相続税の「宅地評価」で用いられる2つの方式

吉田課長「では、具体的な評価の仕方を教えてください」

 

相続税の土地評価には、路線価方式倍率方式(財産評価通達21)の2つがあります(下記2)。どちらの方式で評価するかは、国税庁が地域ごとに定めています。国税庁が公表している「路線価図」および「評価倍率表」で確認できます。

 

2.評価方法

次のいずれかの方法による。

 

(1) 路線価方式(財産評価通達13)

その宅地の面する路線に付された路線価を基とし、財産評価通達15(奥行価格補正)から20−7(容積率の異なる2以上の地域にわたる宅地の評価)までの定めにより計算した金額によって評価する方式をいう。

 

(2) 倍率方式(財産評価通達21)

固定資産税評価額に、国税局⻑が⼀定の地域ごとにその地域の実情に即するように定
める倍率を乗じて計算した金額によって評価する方式をいう。

 

(注) 財産評価通達の内容は、付表を含めて(https://www.nta.go.jp/law/tsutatsu/kiho
n/sisan/hyoka_new/01.htm)で確認することができる。(1)の路線価と(2)の倍率は、国税庁のホームページにある路線価図・評価倍率表(https://www.rosenka.nta.go.jp/)で確認できる。

 

“標準的な形状”を前提に算定される「路線価方式」

まず路線価方式から考えていきましょう。都市部では、たとえば駅に近い土地と100メートル離れた土地、商店街に面した土地とそこから50メートル離れた住宅地とでは、地価に大きな差が生じることがあります。極端なケースだと、わずか10メートル違うだけでも地価が異なります。

 

このように都市部では、地価の変動をより細かく敏感に捉える必要があります。

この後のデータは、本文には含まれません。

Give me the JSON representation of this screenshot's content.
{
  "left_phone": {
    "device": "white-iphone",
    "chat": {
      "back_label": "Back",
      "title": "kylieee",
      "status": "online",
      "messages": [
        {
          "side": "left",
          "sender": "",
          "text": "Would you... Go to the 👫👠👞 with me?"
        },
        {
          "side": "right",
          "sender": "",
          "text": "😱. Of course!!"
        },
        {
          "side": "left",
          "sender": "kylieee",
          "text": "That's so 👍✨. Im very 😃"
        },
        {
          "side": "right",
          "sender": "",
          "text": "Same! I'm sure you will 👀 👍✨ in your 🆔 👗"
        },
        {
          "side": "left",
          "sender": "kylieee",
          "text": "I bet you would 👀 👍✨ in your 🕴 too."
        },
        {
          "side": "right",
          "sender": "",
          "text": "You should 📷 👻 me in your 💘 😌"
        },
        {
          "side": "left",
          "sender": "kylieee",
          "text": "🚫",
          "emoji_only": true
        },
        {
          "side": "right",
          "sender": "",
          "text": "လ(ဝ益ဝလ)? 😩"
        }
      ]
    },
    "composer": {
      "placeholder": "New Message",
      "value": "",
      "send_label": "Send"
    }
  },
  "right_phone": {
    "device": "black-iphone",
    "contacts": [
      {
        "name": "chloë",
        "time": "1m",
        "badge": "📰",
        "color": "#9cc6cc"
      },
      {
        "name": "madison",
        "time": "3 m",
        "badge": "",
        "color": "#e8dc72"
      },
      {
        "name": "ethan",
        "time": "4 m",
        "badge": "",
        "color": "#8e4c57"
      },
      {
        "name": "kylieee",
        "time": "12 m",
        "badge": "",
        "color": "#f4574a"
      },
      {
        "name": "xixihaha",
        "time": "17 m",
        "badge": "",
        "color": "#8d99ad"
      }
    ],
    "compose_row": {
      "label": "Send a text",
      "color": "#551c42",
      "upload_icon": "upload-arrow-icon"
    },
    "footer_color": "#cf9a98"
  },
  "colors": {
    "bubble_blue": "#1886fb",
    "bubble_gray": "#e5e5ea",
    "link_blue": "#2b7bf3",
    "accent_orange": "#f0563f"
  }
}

その点を踏まえて考案されたのが「路線価方式」です。

 

路線価方式では、評価する宅地が面している道路に付された1平方メートルあたりの路線価(または調整項目(財産評価通達15~20-7)がある場合は調整後の路線価)に、地積を掛けて価額を求めます(前掲2(1))。

 

吉田課長「路線価ってなんですか?」

 

路線価とは、国税庁が道路ごとに定めて公表している価額のことです(下記3)。これも路線価図・評価倍率表で確認できます。

 

3.路線価(財産評価通達14)

路線価は、宅地の価額がおおむね同一と認められる一連の宅地が面している路線(不特定多数の者の通行の用に供されている道路をいう)ごとに設定した1平方メートル当たりの価額をいう。

 

路線価の評定に当たっては、宅地は標準的な間⼝距離と奥⾏距離を有する⻑⽅形⼜は正方形であることを前提とした価額とする(同通達(4))。

 

上記のように、路線価は「標準的な形状の宅地」を前提とした価額です。

 

吉田課長「なるほど。長方形や正方形……。でも実際の土地って、そんなきれいな形ばかりじゃないですよね?」

 

そのとおりです。実際には、整った形状の宅地ばかりではありません。同じ地積でも、道路に対して形がゆがんでいる宅地(不整形地)もあります。こうした不整形地は利用効率が悪いため、標準価額から一定の減額を行ったうえで評価額を算定します。